In a statement, Gouzer said that he would spend “the next few months concentrating on conservation and climate issues before coming back to the art world with a new project.”
The announcement marks the second major departure from the auction house; Francis Outred, Christie’s head of postwar and contemporary art in Europe, resigned last month. Gouzer’s exit leaves in charge his co-chairman, Alex Rotter, who came to Christie’s from Sotheby’s last year.
Guillaume Cerutti, Christie’s chief executive, said in the statement: “I wish Loic the very best with his future ventures.”
Over the last four years Gouzer championed separate curated sales at Christie’s, creating a series of stand-alone auctions whose art he often hand-picked to appeal to a younger generation of collectors. They included “If I Live…,” “Bound to Fail,” and “Looking Forward to the Past,” which achieved price highs for Pablo Picasso’s “Les femmes d’Alger (Version ‘O’)” and Alberto Giacometti’s “Pointing Man.”

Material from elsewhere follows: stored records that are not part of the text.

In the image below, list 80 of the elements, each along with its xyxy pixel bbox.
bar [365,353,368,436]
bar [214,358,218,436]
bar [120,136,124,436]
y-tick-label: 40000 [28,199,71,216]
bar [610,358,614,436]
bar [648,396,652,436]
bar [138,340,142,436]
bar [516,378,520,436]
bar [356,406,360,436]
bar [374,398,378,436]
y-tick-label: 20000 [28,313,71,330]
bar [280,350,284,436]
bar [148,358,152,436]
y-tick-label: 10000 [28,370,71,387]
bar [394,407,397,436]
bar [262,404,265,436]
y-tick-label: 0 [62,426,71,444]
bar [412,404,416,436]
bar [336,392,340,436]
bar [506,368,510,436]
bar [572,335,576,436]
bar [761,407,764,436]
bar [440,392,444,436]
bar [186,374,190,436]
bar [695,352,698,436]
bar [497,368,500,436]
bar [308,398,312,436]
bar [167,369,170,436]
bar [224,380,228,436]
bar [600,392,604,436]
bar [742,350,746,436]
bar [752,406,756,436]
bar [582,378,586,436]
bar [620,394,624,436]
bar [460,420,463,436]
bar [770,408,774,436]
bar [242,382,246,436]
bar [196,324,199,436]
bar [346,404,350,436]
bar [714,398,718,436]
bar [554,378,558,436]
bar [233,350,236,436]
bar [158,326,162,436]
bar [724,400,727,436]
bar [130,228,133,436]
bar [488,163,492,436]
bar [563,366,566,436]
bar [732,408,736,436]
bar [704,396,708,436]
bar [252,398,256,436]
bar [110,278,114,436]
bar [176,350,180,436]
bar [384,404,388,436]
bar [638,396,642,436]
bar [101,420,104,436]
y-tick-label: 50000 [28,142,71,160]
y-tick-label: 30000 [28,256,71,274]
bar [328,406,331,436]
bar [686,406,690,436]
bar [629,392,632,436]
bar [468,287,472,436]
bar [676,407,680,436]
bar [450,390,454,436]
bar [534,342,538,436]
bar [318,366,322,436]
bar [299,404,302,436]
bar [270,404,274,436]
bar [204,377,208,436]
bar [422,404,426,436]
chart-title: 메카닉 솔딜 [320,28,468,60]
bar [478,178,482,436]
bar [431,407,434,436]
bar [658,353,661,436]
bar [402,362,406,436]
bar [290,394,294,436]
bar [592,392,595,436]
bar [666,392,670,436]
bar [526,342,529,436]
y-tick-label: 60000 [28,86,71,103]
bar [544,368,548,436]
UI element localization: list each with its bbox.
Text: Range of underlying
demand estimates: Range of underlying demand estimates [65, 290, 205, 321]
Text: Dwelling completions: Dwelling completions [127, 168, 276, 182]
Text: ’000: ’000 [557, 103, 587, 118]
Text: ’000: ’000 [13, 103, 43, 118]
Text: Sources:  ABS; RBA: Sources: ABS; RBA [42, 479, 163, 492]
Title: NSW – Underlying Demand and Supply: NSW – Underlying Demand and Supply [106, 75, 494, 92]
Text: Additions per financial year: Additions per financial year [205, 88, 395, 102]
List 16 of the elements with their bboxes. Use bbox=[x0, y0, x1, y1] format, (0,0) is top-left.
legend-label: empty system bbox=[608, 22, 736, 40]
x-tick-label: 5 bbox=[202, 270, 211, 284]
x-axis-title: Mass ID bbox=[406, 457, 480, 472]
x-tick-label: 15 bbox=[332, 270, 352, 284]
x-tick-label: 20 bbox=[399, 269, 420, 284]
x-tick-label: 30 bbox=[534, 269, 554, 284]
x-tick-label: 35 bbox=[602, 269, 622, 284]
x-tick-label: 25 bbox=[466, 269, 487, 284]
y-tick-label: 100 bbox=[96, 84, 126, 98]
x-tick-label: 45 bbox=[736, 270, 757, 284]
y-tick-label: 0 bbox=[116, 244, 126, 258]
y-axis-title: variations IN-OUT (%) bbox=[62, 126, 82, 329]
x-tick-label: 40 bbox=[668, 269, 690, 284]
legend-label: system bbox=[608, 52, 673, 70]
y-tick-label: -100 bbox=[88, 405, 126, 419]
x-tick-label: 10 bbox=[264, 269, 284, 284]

In 2017, he conceived and shepherded the sale of Leonardo da Vinci’s “Salvator Mundi” for $450.3 million in partnership with Christie’s Old Masters department. This fall, he oversaw the sale of David Hockney’s “Portrait of an Artist (Pool with Two Figures),” which brought $90.3 million, an auction high for a living artist.
A vocal environmentalist, Gouzer in 2013 collaborated with the Leonardo DiCaprio Foundation to present “The 11th Hour,” a charity auction that raised $38.8 million for wildlife conservation.